Lee et al reported a 91% pulp survival rate in cracked teeth stabilized with bidirectional splinting, while Guthrie et al reported an 11% failure rate in crowned cracked teeth necessitating endodontic therapy.[27][30] Tan et al.'s study indicated that teeth with extensive cracks reaching the pulp, necessitating endodontic therapy and definitive cuspal coverage, exhibit a diminished prognosis and are prone to eventual failure, often resulting in extraction.[33]
Complications
Cracked tooth syndrome is associated with many complications ranging from pulp necrosis to catastrophic tooth fracture requiring extraction. The condition can be further complicated in patients with extensively restored dentition and parafunctional habits such as nail biting and nocturnal bruxism.[35]

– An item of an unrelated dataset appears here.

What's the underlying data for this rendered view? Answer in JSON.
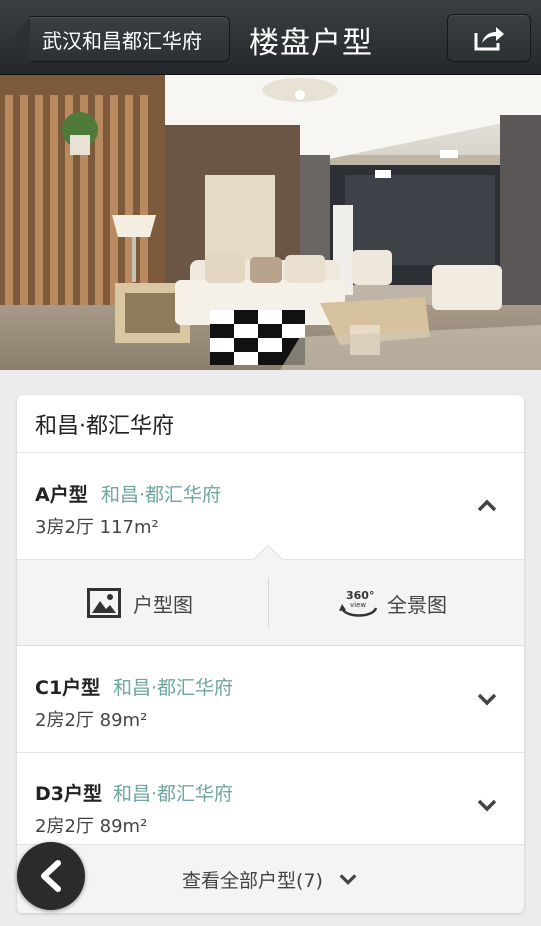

Deterrence and Patient Education
Upon diagnosis of cracked tooth syndrome, patients require comprehensive education, understanding that the condition may result in unrestorability and tooth loss, even with seemingly trivial symptoms. Healthcare professionals should explain the causes and exacerbating factors of the syndrome while highlighting the long-term negative consequences of a cracked tooth, both clinically and financially. Patients should also be made aware of the restorative challenges and the occasionally unpredictable nature of cracked tooth syndrome to appropriately manage their expectations.
Enhancing Healthcare Team Outcomes
Managing cracked tooth syndrome in a primary care setting presents challenges, underscoring the critical importance of educating healthcare professionals in the field of dentistry and patients on the subject. Sharing experiences with colleagues and discussing cracked tooth syndrome cases can help broaden knowledge and further understanding of the subject. Encouraging interprofessional communication via peer review assessments, case-based discussions, and presentations facilitates the sharing of management strategies and enhances outcomes through a patient-centered approach.